During the day, she should hide & sleep. That's the time to leave her alone so she can get a good, solid rest.

During the night when you take her out to socialize, it can help to give her something to hide on in your lap -- a blanket, a shirt, a snuggle sack, anything that she can burrow into. Being in a dim room can also help.

But it's only been a week! It will take her a while to grow accustomed to the idea that you aren't going to eat her. She's also very young, I think? Which means she'll be quilling soon, a cranky, uncomfortable time for hedgehogs.

Don't be discouraged!


----------



## moey (Dec 21, 2013)

Thanks! Yes, she is about 12 weeks... I just found a really nice toy for her! She loves burrowing in my hoodie, so I lay it on my bed and I carry on surfing the net or just lay next to the hoodie and watch tv. Essentially, I just feel her shoving around and pushing against me through the hoodie, exploring... I think it's a good way of relaxing her outside of her tank...


----------



## ceopet (Sep 20, 2013)

And if you do that she'll stay nice in warm too while she is out with you. 

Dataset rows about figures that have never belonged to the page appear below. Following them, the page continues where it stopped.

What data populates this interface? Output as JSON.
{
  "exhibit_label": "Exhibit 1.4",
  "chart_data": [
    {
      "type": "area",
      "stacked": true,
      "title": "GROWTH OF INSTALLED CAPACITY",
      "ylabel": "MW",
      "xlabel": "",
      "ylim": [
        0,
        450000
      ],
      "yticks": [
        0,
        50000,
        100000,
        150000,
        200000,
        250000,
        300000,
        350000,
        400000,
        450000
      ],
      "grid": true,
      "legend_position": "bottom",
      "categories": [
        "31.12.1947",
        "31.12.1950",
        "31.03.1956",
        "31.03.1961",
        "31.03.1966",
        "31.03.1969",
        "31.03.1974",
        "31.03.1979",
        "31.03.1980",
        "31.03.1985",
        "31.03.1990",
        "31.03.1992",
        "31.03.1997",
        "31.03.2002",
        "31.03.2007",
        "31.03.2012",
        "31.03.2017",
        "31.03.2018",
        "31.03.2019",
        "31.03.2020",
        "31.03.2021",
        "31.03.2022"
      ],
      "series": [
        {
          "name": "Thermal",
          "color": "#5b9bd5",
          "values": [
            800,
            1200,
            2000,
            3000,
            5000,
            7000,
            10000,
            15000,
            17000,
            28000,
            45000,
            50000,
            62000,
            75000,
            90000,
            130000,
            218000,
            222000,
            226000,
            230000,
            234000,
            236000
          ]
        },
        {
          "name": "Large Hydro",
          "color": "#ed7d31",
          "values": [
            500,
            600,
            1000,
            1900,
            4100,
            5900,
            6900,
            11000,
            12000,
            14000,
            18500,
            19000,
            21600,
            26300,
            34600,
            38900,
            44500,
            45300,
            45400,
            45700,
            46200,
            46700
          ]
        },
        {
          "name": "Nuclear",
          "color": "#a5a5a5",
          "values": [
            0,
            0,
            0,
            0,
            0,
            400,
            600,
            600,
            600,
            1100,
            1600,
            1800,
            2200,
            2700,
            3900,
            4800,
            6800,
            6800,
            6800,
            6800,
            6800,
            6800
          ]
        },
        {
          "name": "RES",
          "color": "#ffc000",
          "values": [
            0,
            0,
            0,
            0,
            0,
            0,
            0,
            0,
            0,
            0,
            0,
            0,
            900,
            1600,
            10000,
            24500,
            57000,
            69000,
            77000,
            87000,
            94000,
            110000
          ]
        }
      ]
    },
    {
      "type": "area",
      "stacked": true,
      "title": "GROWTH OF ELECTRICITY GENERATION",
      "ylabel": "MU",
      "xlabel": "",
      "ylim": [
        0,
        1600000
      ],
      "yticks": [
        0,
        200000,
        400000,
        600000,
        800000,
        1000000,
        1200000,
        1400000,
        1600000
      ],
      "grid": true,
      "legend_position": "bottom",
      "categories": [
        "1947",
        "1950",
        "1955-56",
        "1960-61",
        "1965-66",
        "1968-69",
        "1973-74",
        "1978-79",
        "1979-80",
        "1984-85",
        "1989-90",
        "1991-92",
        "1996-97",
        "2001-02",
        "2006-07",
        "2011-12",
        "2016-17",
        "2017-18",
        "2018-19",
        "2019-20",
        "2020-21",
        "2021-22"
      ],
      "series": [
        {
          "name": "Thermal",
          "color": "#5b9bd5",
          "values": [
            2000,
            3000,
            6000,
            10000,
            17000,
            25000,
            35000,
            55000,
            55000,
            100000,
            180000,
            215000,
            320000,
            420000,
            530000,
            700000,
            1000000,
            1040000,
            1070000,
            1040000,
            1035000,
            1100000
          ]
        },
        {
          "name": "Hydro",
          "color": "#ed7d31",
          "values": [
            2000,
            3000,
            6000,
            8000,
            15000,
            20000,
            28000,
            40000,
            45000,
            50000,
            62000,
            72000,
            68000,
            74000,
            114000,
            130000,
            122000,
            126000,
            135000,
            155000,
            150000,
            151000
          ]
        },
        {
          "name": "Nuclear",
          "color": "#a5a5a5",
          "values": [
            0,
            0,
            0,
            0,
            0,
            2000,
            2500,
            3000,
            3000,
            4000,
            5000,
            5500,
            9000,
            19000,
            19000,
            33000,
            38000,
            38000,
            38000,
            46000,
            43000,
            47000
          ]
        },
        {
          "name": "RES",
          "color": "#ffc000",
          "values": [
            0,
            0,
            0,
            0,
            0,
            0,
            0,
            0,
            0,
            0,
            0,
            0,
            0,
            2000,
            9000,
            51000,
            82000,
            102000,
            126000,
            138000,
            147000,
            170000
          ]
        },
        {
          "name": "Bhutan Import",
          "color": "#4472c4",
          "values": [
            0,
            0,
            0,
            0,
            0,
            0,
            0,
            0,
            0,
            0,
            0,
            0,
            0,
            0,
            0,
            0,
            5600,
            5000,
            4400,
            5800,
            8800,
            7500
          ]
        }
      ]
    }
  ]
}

Some hedgies will always quill up when you go to pick them up, Mine still does and I have had for like three months now 

Sounds like you are doing the right things.


----------



## moey (Dec 21, 2013)

ceopet, I find the best is to wear a hoodie, and leave your in those big pockets while you watch tv and just pretend your hedgie isn't there.. Eventually they fall asleep or come out and explore you...


----------